Anyone who loves their life will lose it, while anyone who hates their life in this world will keep it for eternal life.
John 12:25 NIV
To love your life is to lose it. And to lose your life is to keep it eternally. This seems like such a contradiction to how we normally view life. People who hate their lives are encouraged to seek counseling. Advertisers take advantage of our desire to love life, trying to convince us that the more, and better, things we have, the more we can love life. But here, as well as in similar passages in each of the other gospels, Jesus tells us just the opposite.

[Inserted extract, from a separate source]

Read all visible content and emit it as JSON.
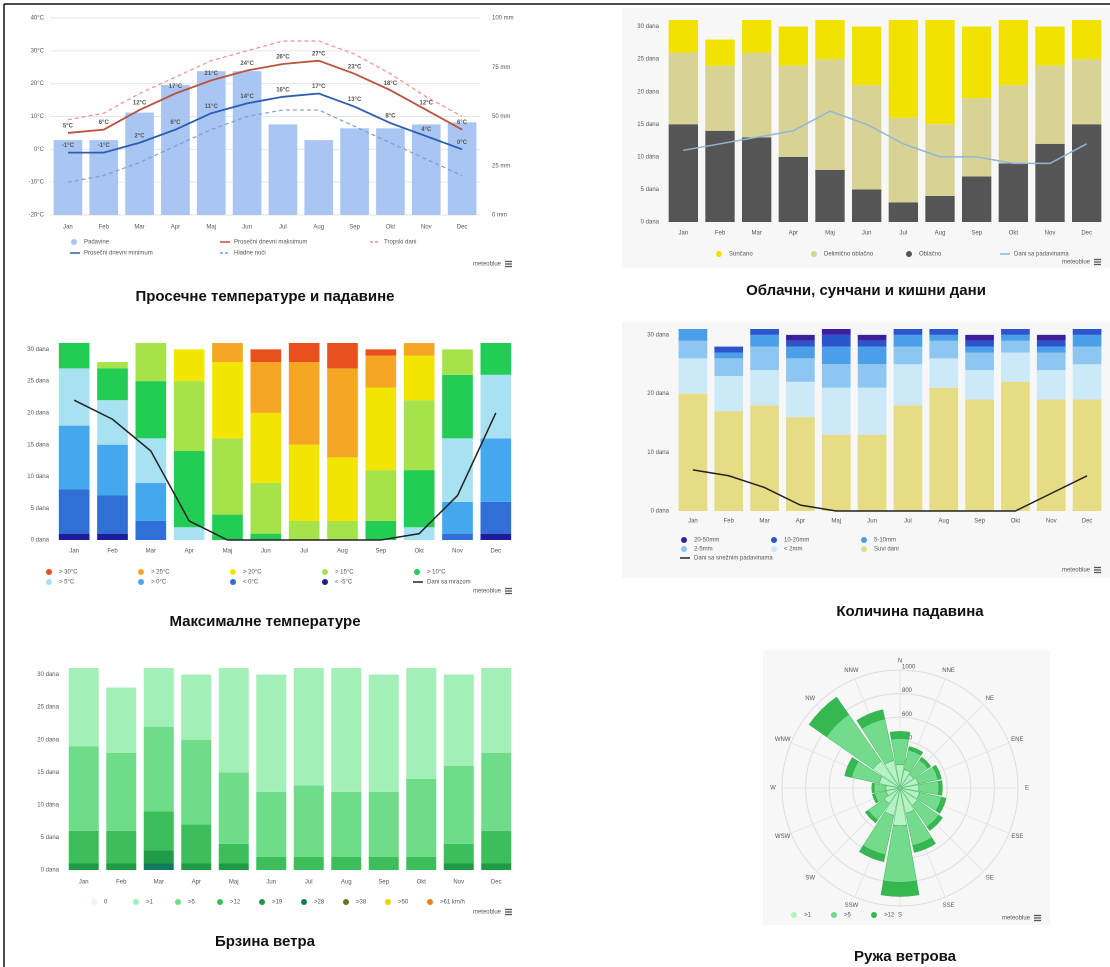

Jesus’ mini-parable preceding this is key to understanding what Jesus is telling us here. “Unless a kernel of wheat falls to the ground and dies, it remains only a single seed. But if it dies, it produces many seeds.” You might correctly argue that a kernel of wheat does not die when it falls to the ground and is buried. But that would be to miss the point that Jesus is making. That kernel could cling to its life on the stalk, enjoying life in the warm sun and cool breeze. But, in doing so, it gains nothing. However, when it gives up its life on the stalk and falls to the ground, its life is reproduced many times over in the new wheat that grows from it.
So too, when I cling to this life, seeking to maximize its joy and pleasure, I will end up losing everything. Jesus calls on us instead to give up this life for him. To allow him to remake us and use us. And when we do, we will experience life with him, now and eternally.
Only by dying to this life, even while living in this world, can I experience eternal life.